What exactly is nothing? Great question. Here is a good answer. This answer also goes to the point that narrative/world-view/faith encompasses everything, even our view of agreed upon facts or those thought to be commonly held. They are commonly held only after a meta-narrative has been in place and established long enough for a way of reasoning and “seeing” allows such to become conventional wisdom or the very air that we breathe. Something first had to happen so that we could “see” that such was the case. We forget that modern science and the scientific method came about through a paradigm shift of changing world-views/narratives/faiths–and that shift was from an ancient Greek/Pre-Christian narrative to a Christian or Biblical narrative. What is commonly held now, wasn’t always. In other words, to say that we can all agree that reason, observation, testing, deduction, and the methodologies associated with modern science can predict and explain much about nature, in 2013, presently, means nothing unless we consider that such was only made possible by a shift in world-view or a way of “seeing” things differently. We simply now live in that stream. We do not get to narrative after the “commonly held” stuff. Narrative comes always before us–we always arrive after or mid-stream as it were.
“Affirming the real as intelligible and reasonable allows us to resist the overpowering reductionism of many scientific claims. While not intrinsic to science per se, scientific explanations are often driven by the claims that a particular phenomenon is “nothing but” a set of underlying states. The approach is a by-product of thinking that reality is already-out-there-now, so the closer I look, the more intense my gaze, the more and more detail and the smaller things I see. Indeed, even when the things we are seeking are so small we shall never actually “see” them in any meaningful sense, we still maintain this myth of knowing. Within this frame of reference, every science is thought to be just a set of footnotes to the most basic science of all – probably particle physics, which gives us the ultimate “building blocks” of reality.
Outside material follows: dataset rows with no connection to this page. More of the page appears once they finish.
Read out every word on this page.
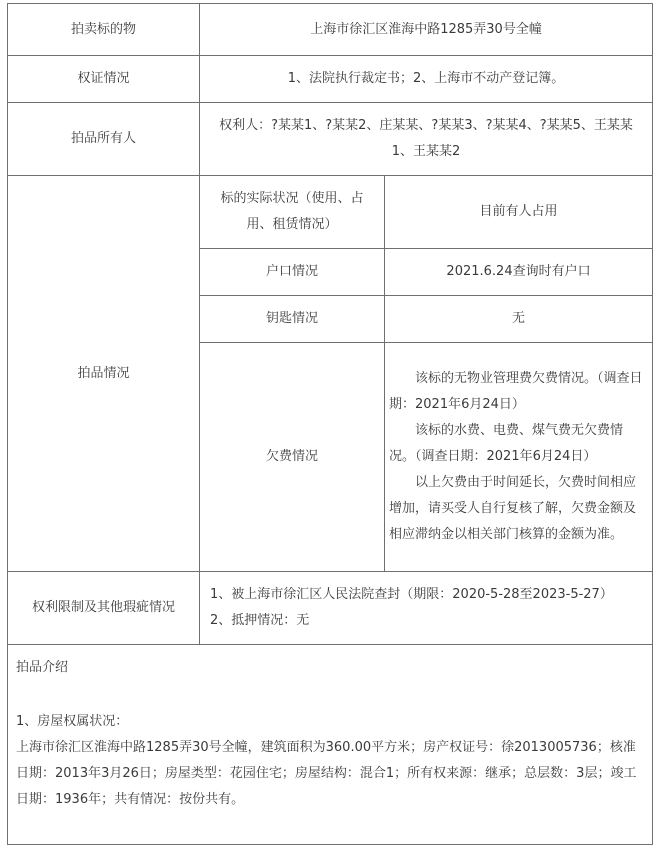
拍卖标的物	上海市徐汇区淮海中路1285弄30号全幢	
权证情况	1、法院执行裁定书；2、上海市不动产登记簿。	
拍品所有人	权利人：?某某1、?某某2、庄某某、?某某3、?某某4、?某某5、王某某1、王某某2	
拍品情况	标的实际状况（使用、占用、租赁情况）	目前有人占用
	户口情况	2021.6.24查询时有户口
	钥匙情况	无
	欠费情况	该标的无物业管理费欠费情况。（调查日期：2021年6月24日）
该标的水费、电费、煤气费无欠费情况。（调查日期：2021年6月24日）
以上欠费由于时间延长，欠费时间相应增加，请买受人自行复核了解，欠费金额及相应滞纳金以相关部门核算的金额为准。

权利限制及其他瑕疵情况	1、被上海市徐汇区人民法院查封（期限：2020-5-28至2023-5-27）
2、抵押情况：无	

拍品介绍
1、房屋权属状况：
上海市徐汇区淮海中路1285弄30号全幢，建筑面积为360.00平方米；房产权证号：徐2013005736；核准日期：2013年3月26日；房屋类型：花园住宅；房屋结构：混合1；所有权来源：继承；总层数：3层；竣工日期：1936年；共有情况：按份共有。		
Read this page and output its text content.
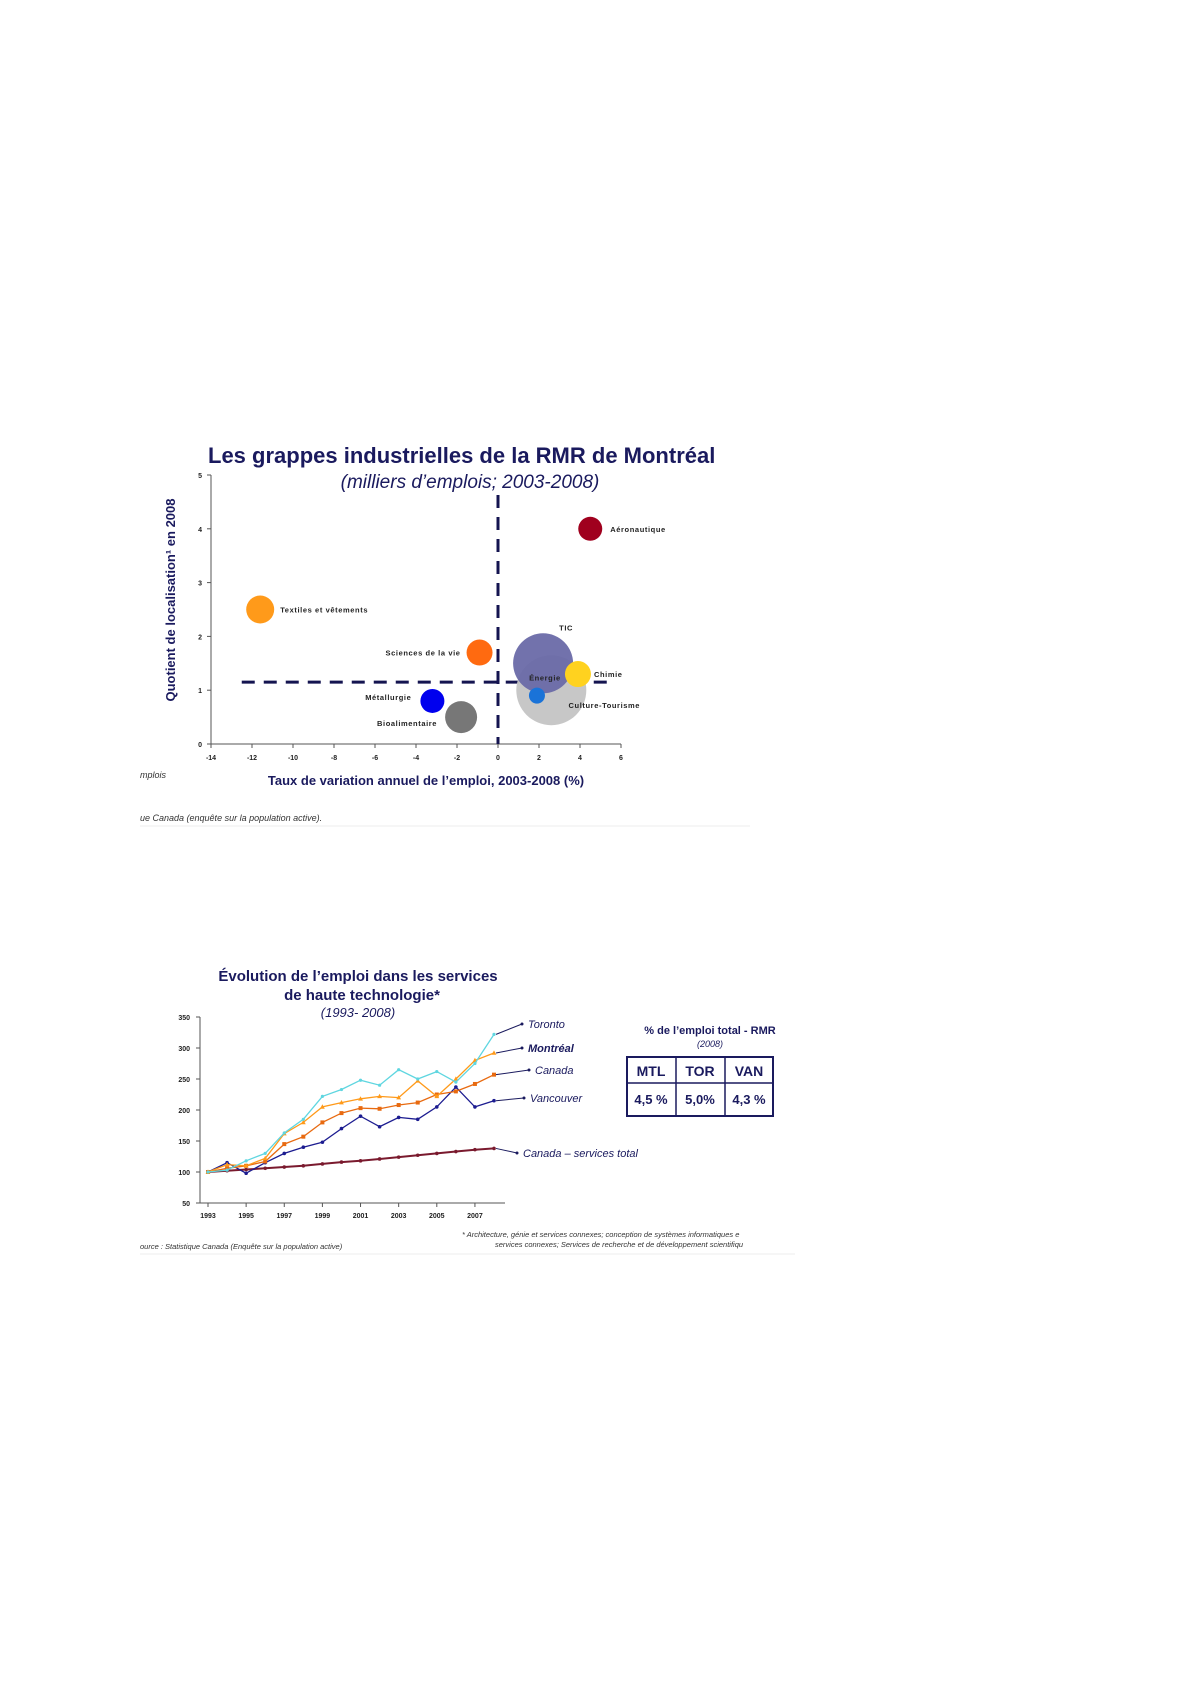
Les grappes industrielles de la RMR de Montréal
(milliers d’emplois; 2003-2008)
-14	-12	-10	-8	-6	-4	-2	0	2	4	6
0
1
2
3
4
5
Aéronautique
Textiles et vêtements
Sciences de la vie
TIC
Culture-Tourisme
Énergie	Chimie
Métallurgie
Bioalimentaire
Taux de variation annuel de l’emploi, 2003-2008 (%)
Quotient de localisation¹ en 2008
mplois
ue Canada (enquête sur la population active).
Évolution de l’emploi dans les services
de haute technologie*
(1993- 2008)
1993	1995	1997	1999	2001	2003	2005	2007
50
100
150
200
250
300
350
Toronto
Montréal
Canada
Vancouver
Canada – services total
% de l’emploi total - RMR
(2008)
MTL TOR VAN
4,5 % 5,0% 4,3 %
ource : Statistique Canada (Enquête sur la population active)
* Architecture, génie et services connexes; conception de systèmes informatiques e
services connexes; Services de recherche et de développement scientifiqu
In fact, the reductionist paradigm fails even at the sub-atomic level. We are often told that a nucleus of an atom is comprised of protons and neutrons. This basic model of the atom was developed in the early-twentieth century when protons and neutrons were thought to be basic building blocks of matter.
But there is something wrong even with this account. A bare neutron has a half-life of about eleven and a half minutes. Over time it decays into a proton, an electron and a neutrino. However, once inside the nucleus of an atom, this basic property of the neutron ceases to function. Its integration into the higher order intelligibility of the atomic nucleus changes its properties. The higher order reality has modified the lower order constituent. Indeed if this did not happen there would be no stable atomic nuclei, no stable chemical substances, and we would not exist.
One consequence of what Lonergan calls “intellectual conversion” is, as I have tried to demonstrate, a breaking of the hold on our imaginations of the aggressive scientific reductionism that dominates much of the discussion around science and religion. Such a reductionism is a metaphysical stance, one not “proven” by science, and in fact one which runs counter to a scientific commitment to intelligence (hypothesis formation) and reason (verification) [emphasis added].
Once we move from a conception of reality as already-out-there-now, to one where reality is uncovered through intelligent grasp and reasonable affirmation, reductionism loses its force. Further, we are able to affirm the reality of our human world of meanings and values without seeing them as just “nothing more than” some underlying more “real” reality.”